FMRIB Cluster (Jalapeno)
FMRIB hosts a small scale HPC facility with interactive, visualisation capable servers - instructions on suitability and usage
Introduction
The FMRIB IT department provide several interactive servers and a compute farm for you to use for your analysis. The machines and their uses are detailed below.
High-level overview
- 16 GB per core queued job cluster
- K-series NIVIDIA CUDA GPU cards
- Interactive use nodes, one with 1.25TB RAM
- ca 0.5PB NFS storage
- LTO8 tape archive facilities
Interactive and cluster submission computers
Jalapeno.fmrib.ox.ac.uk/jalapeno.cluster.fmrib.ox.ac.uk (internal networks)
This is our general purpose Linux computer, available to connect to via SSH from a University network. External to the University, use a VPN connection.
Appropriate uses:
- Submitting jobs to the grid engine computing cluster
- Looking at analysis results, e.g. FEAT reports, FSLView
- Graphical desktop sessions using VNC
- The number of connections is limited - please don't leave them running if you don't need them for more than a day or two.
Jalapeno must not be used to do computationally intensive tasks - use the cluster or another machine. For example we do not allow (and actively prevent) the use of MATLAB on this machine.
As this machine is our public facing computer it needs to be kept up-to-date with security updates, so this machine will be rebooted on a regular basis (as required by the updates necessary). The maintenance window is the second Tuesday of the month, 9-10am, unless a pressing security need requires more urgent action. The machine should be considered at risk during this period, but we aim to advise in advance of any required reboot.
Jalapeno00.cluster.fmrib.ox.ac.uk
This is our medium-memory (128GB) general purpose computer. Access to this machine from outside of the FMRIB network is via VPN or via a jalapeno SSH Appropriate uses:
-
Interactive MATLAB sessions:
-
Where possible MATLAB processing should be done on the cluster using the interactive queues or, preferably, the work should be scripted such that you can submit to the normal queues. However, where you have an interactive task that is likely to take a long time you may use this machine.
-
This is a shared computer, so anything requiring a large amount of memory (>8GB) should be run elsewhere (interactive queues, or scripted/compiled and using the normal queues) We would also recommend that any long running process should take steps to save intermediate results - we cannot guarantee 100% up time from any computer.
-
-
-
Normally you would use Jalapeno, but submission is also possible from this machine (for example, perhaps from a workflow that involves MATLAB).
-
-
-
If you have a long running process that can't run on the cluster use this machine as it will be need to be restarted much less regularly than jalapeno.
-
As this machine is not public facing, updates will be installed on a less aggressive schedule. Consequently, the machine will need to be rebooted much less frequently than Jalapeno.

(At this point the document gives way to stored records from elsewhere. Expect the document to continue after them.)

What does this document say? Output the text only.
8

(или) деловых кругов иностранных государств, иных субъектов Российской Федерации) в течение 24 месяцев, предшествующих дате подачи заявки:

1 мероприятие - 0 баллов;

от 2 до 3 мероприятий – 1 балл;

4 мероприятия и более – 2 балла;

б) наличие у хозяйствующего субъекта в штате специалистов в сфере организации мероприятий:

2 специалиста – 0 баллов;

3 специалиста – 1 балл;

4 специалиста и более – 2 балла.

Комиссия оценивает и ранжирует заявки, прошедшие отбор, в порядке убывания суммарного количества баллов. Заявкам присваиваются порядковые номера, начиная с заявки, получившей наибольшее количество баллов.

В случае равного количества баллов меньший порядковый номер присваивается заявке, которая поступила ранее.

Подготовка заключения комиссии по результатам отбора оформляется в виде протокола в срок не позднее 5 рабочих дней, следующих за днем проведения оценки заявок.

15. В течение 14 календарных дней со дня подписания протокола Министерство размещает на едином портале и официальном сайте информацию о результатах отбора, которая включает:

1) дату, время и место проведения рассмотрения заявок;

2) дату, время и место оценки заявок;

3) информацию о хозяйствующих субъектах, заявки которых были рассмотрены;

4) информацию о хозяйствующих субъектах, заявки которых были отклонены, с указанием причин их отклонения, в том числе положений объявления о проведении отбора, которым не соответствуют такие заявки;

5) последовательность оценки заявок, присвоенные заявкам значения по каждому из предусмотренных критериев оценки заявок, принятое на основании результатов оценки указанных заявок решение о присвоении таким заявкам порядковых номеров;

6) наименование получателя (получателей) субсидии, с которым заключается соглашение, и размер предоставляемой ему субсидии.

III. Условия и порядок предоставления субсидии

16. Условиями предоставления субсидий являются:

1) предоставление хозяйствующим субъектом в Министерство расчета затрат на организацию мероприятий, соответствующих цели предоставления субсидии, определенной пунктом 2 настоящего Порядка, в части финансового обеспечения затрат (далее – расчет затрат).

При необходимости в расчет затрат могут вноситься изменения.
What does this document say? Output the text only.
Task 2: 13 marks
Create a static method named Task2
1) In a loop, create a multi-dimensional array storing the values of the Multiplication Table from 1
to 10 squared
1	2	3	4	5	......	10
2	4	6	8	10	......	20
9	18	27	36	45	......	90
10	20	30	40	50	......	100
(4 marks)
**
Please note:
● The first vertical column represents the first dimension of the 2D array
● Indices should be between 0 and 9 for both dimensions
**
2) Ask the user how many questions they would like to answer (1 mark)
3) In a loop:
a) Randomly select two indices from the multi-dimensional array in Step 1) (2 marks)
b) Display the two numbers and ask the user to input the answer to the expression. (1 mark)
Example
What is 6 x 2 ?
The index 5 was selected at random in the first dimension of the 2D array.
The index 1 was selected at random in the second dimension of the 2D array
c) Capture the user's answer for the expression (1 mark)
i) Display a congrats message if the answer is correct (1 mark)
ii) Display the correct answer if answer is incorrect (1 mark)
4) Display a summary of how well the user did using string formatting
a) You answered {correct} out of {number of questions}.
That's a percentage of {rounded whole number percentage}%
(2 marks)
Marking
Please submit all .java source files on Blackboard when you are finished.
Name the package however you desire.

Jalapeno18.cluster.fmrib.ox.ac.uk
This is our high-memory (1.25TB) general purpose computer. Access to this machine from outside of the FMRIB network is via VPN or via a jalapeno SSH Appropriate uses:
-
Interactive MATLAB sessions:
-
Where possible MATLAB processing should be done on the cluster using the interactive queues or, preferably, the work should be scripted such that you can submit to the normal queues. However, where you have an interactive task that is likely to take a long time you may use this machine.
-
This is a shared computer, provided for large memory tasks. Please use jalapeno00 for more general interactive compute tasks. We would also recommend that any long running process should take steps to save intermediate results - we cannot guarantee 100% up time from any computer.
-
-
-
Normally you would use Jalapeno, but submission is also possible from this machine (for example, perhaps from a workflow that involves MATLAB).
-
-
-
If you have a long running process that can't run on the cluster use this machine as it will be need to be restarted much less regularly than jalapeno.
-
As this machine is not public facing, updates will be installed on a less aggressive schedule. Consequently, the machine will need to be rebooted much less frequently than Jalapeno.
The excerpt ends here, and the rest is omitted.